1973 song by Hot Chocolate

"Brother Louie" is a song by British soul band Hot Chocolate. Written by members Errol Brown and Tony Wilson and produced by Mickie Most, the song discusses an interracial love affair between a white man and a black woman, and the subsequent rejection of both by their parents because of it. Upon its release as a single, "Brother Louie" peaked at number 7 on the UK Singles Chart in 1973. Alexis Korner has a spoken-word part in this version of the song. Phil Dennys arranged the string section.

==Stories version==

"Brother Louie" was covered by the American band Stories (featuring singer Ian Lloyd) about six months after Hot Chocolate's UK hit.
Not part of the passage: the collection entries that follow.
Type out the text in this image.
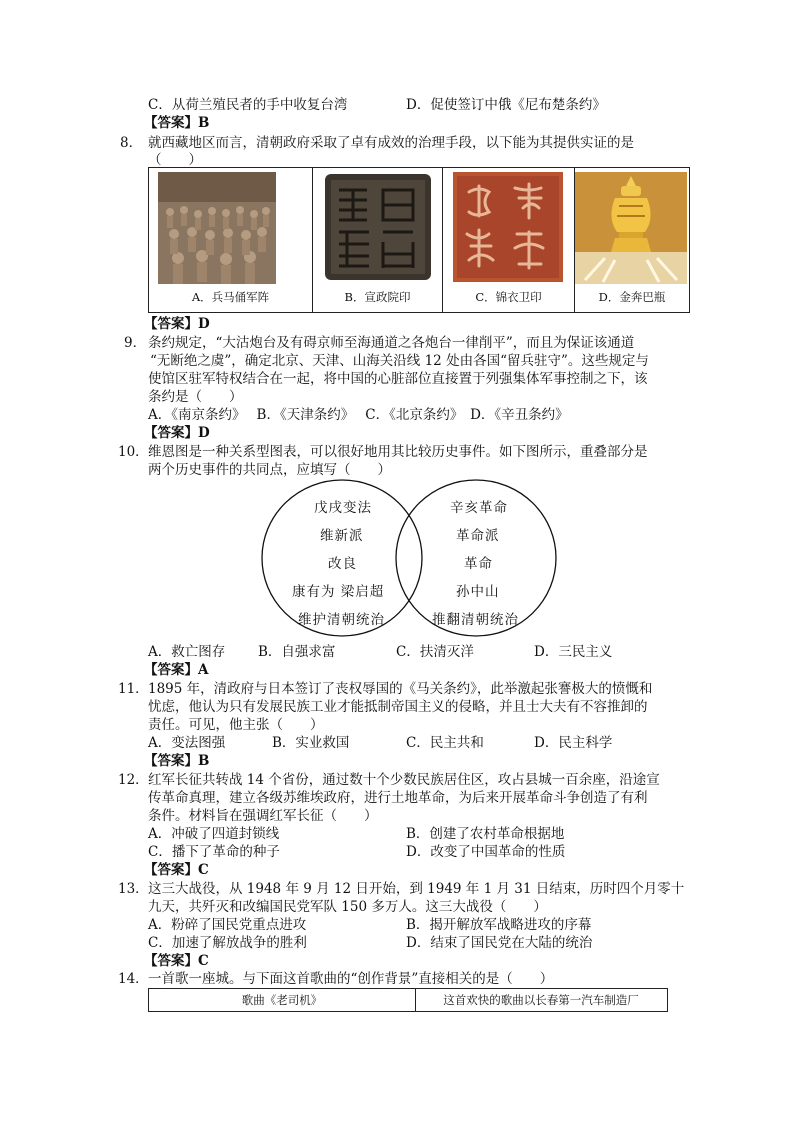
C．从荷兰殖民者的手中收复台湾	D．促使签订中俄《尼布楚条约》
【答案】B
8． 就西藏地区而言，清朝政府采取了卓有成效的治理手段，以下能为其提供实证的是
（　　）
A．兵马俑军阵	B．宣政院印	C．锦衣卫印	D．金奔巴瓶
【答案】D
9． 条约规定，“大沽炮台及有碍京师至海通道之各炮台一律削平”，而且为保证该通道
“无断绝之虞”，确定北京、天津、山海关沿线 12 处由各国“留兵驻守”。这些规定与
使馆区驻军特权结合在一起，将中国的心脏部位直接置于列强集体军事控制之下，该
条约是（　　）
A．《南京条约》　 B．《天津条约》　 C．《北京条约》　D．《辛丑条约》
【答案】D
10． 维恩图是一种关系型图表，可以很好地用其比较历史事件。如下图所示，重叠部分是
两个历史事件的共同点，应填写（　　）
戊戌变法
维新派
改良
康有为 梁启超
维护清朝统治
辛亥革命
革命派
革命
孙中山
推翻清朝统治
A．救亡图存 B．自强求富	C．扶清灭洋	D．三民主义
【答案】A
11． 1895 年，清政府与日本签订了丧权辱国的《马关条约》，此举激起张謇极大的愤慨和
忧虑，他认为只有发展民族工业才能抵制帝国主义的侵略，并且士大夫有不容推卸的
责任。可见，他主张（　　）
A．变法图强	B．实业救国	C．民主共和	D．民主科学
【答案】B
12． 红军长征共转战 14 个省份，通过数十个少数民族居住区，攻占县城一百余座，沿途宣
传革命真理，建立各级苏维埃政府，进行土地革命，为后来开展革命斗争创造了有利
条件。材料旨在强调红军长征（　　）
A．冲破了四道封锁线	B．创建了农村革命根据地
C．播下了革命的种子	D．改变了中国革命的性质
【答案】C
13． 这三大战役，从 1948 年 9 月 12 日开始，到 1949 年 1 月 31 日结束，历时四个月零十
九天，共歼灭和改编国民党军队 150 多万人。这三大战役（　　）
A．粉碎了国民党重点进攻	B．揭开解放军战略进攻的序幕
C．加速了解放战争的胜利	D．结束了国民党在大陆的统治
【答案】C
14． 一首歌一座城。与下面这首歌曲的“创作背景”直接相关的是（　　）
歌曲《老司机》	这首欢快的歌曲以长春第一汽车制造厂
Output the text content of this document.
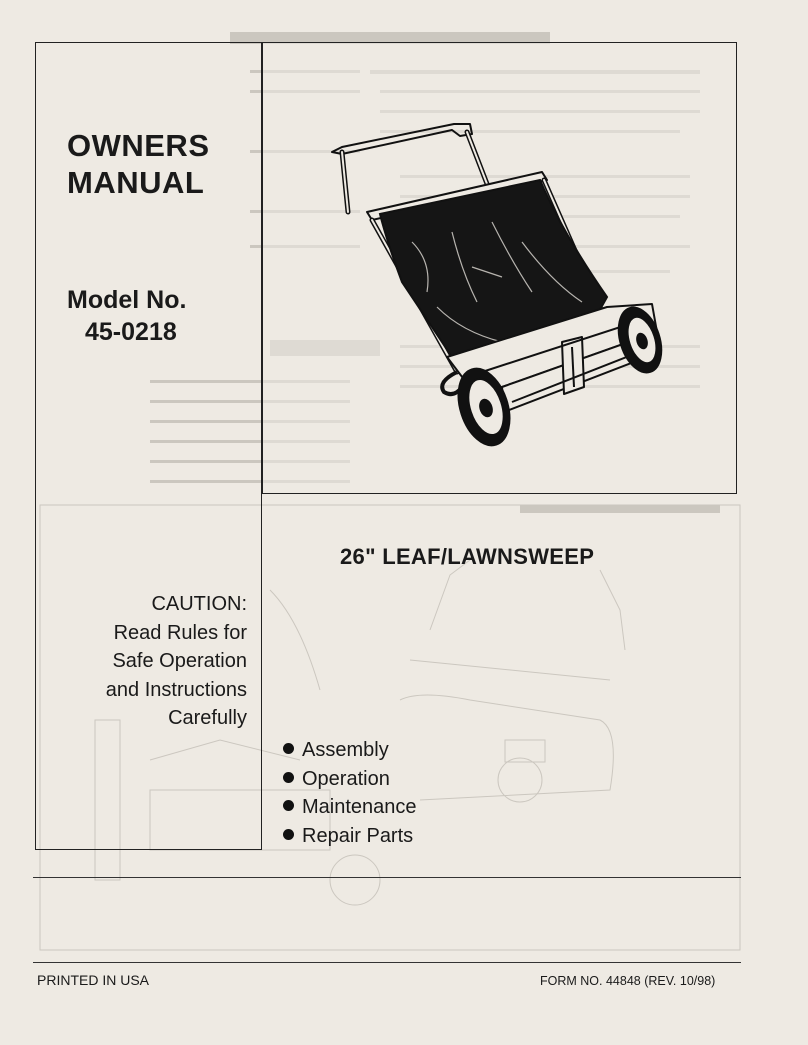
OWNERS
MANUAL
Model No.
45-0218
CAUTION:
Read Rules for
Safe Operation
and Instructions
Carefully
26" LEAF/LAWNSWEEP
Assembly
Operation
Maintenance
Repair Parts
PRINTED IN USA	FORM NO. 44848 (REV. 10/98)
The Stories version reached number 1 on the Billboard Hot 100 in the US and sold a million-plus copies to earn a gold disc.

==Charts==
===Hot Chocolate version===

| Chart (1973) | Peak position |
|---|---|
| Ireland (IRMA) | 19 |
| UK Singles (Official Charts) | 7 |

===Stories version===

====Weekly charts====

| Chart (1973) | Peak position |
|---|---|
| Australia (Kent Music Report) | 36 |
| Canada Top Singles (RPM) | 1 |
| US Billboard Hot 100 | 1 |
| US Hot R&B/Hip-Hop Songs (Billboard) | 22 |
| US Cash Box Top 100 | 1 |
| US Cash Box R&B | 12 |

====Year-end charts====

| Chart (1973) | Position |
|---|---|
| Canada Top Singles (RPM) | 9 |
| US Billboard Hot 100 | 13 |
| US Cash Box | 19 |

====All-time charts====

| Chart (1958–2018) | Position |
|---|---|
| US Billboard Hot 100 | 349 |

====Certifications====

| Region | Certification | Certified units/sales |
| United States (RIAA) | Gold | 1,000,000^{^} |
^{^} Shipments figures based on certification alone.

==Other versions==
Another cover was released in 1973 by Roy Ayers on his album Virgo Red, playing vibes instead of singing. The song has since been covered by many other artists, notably Vandenberg singer Bert Heerink who had a top 10 hit in 1995 in the Netherlands with a Dutch version titled "Julie July", and a version by English rock band the Quireboys in 1993 which reached number 32 in the UK.

Puerto Rican/American musician Louie Louie recorded a cover version of the song for his second studio album, Let's Get Started (1993). It was produced by George Michael.

==In popular culture==
The recording by Stories was featured in the film A Guide to Recognizing Your Saints (2006). The same version also appeared in an episode of the series Nip/Tuck. An alternative rendition of the Stories version of the song was included in the soundtrack of the 2007 film Zodiac. It was also on the soundtrack to the 1999 film Dick and in the 2005 French-Canadian film C.R.A.Z.Y., but the song's first film appearance was in Wim Wenders' 1974 film Alice in the Cities (7:15 into the film).

The song, with slightly different wording, is used as the theme song to the television series Louie, a sitcom loosely based on the life of American comedian Louis C.K. The word "cry" was changed to "die" in the second repetition of the chorus. This version was produced by Reggie Watts, with the intro emulating the Hot Chocolate version, and with Stories singer Ian Lloyd reprising his vocals.

The Stories recording was used as walk-up music by New York Mets baseball player Luis Guillorme.